The common theme with all these articles is that Big Data is not the enemy, but also not something that can be expected to provide true insights without human judgment, expertise, and traditional analysis methods. We were one of the earliest companies to raise similar questions about Big Data. In 2013 we wrote a post on our blog: “What’s Wrong with This Picture? Big Data, Insight, and Asking the Right Questions.” Our premise was that the presence of data alone (even in vast quantities) is not inherently valuable. We emphasized the need to ask the right questions to gain real value from data of any size. We also questioned resource allocation, since in recent years there has been enormous investment in the process of gathering data, but not the same investment or expansion of talent or critical questions.

We would like to go one step further and put forth the term Smart Data as perhaps the approach that addresses both Big Data Skepticism and Big Data Hubris, along with our concerns about the right kind of resource allocation to extracting insights.

Smart Data: Priming Big Data to be Insightful

The process of making Big Data smarter involves collecting, curating, and standardizing the data, with the intent of creating consistency and appropriate contexts.
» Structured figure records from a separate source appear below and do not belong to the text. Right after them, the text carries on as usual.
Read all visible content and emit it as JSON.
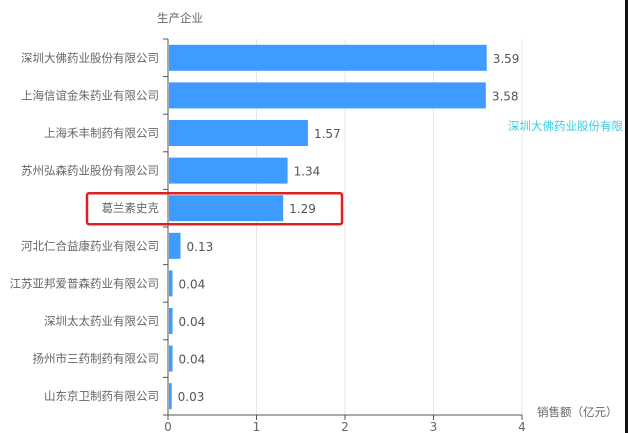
{
  "chart_data": {
    "type": "bar",
    "orientation": "horizontal",
    "ylabel": "生产企业",
    "xlabel": "销售额（亿元）",
    "categories": [
      "深圳大佛药业股份有限公司",
      "上海信谊金朱药业有限公司",
      "上海禾丰制药有限公司",
      "苏州弘森药业股份有限公司",
      "葛兰素史克",
      "河北仁合益康药业有限公司",
      "江苏亚邦爱普森药业有限公司",
      "深圳太太药业有限公司",
      "扬州市三药制药有限公司",
      "山东京卫制药有限公司"
    ],
    "values": [
      3.59,
      3.58,
      1.57,
      1.34,
      1.29,
      0.13,
      0.04,
      0.04,
      0.04,
      0.03
    ],
    "value_labels": [
      "3.59",
      "3.58",
      "1.57",
      "1.34",
      "1.29",
      "0.13",
      "0.04",
      "0.04",
      "0.04",
      "0.03"
    ],
    "xlim": [
      0,
      4
    ],
    "xticks": [
      "0",
      "1",
      "2",
      "3",
      "4"
    ],
    "grid": true,
    "bar_color": "#3e9bff",
    "highlighted_category": "葛兰素史克",
    "highlight_color": "#e02020"
  },
  "side_note": "深圳大佛药业股份有限"
}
It is essentially making sure to ask the right questions and ensuring that the data being used to answer these questions is measuring something related to the question. Big or small, you have to know that the data you’re using is clean, accurate, consistent, and provides the right context.

Smart Data has been curated, filtered, and standardized to create a consistent set of information to answer a set of defined questions. But, something magical does happen within this approach that often goes beyond the initial questions; the data starts to show patterns that beget even better questions and often show insights within insights, particularly when the information is visualized. In essence, Smart Data is the end result of a process that starts with a question, but results in a clean, consistent, and contextual relevant set of data that can be subjected to traditional and new analytical techniques. Smart data looks to limit the number of steps away the data is from the questions you are trying to answer. Smart Data becomes the most valuable subset of Big Data.

In fact, that is exactly how we at Context Matters have come to treat data that comes from multiple domains and is often unfiltered. We start by determining what we wish to accomplish, search for the appropriate data sources, and then expend the time, expertise, and energy to transform the unfiltered information into curated, filtered, and standardized data sets. From there we apply visualization techniques to these “smart” data sets and actually convert the data sets into meaningful information and insights that our customers can apply right away. Without taking any shortcuts, Context Matters transforms Big Data into Smart Data.

It is important to understand that no one is saying that Big Data is useless or of no value. However, a new approach is needed for Big Data; an approach that does not take for granted that this data will do all the heavy lifting on its own.

In the end, big data or small, the world still needs the big talents of people who know how to ask critical questions to generate truly data-driven insights.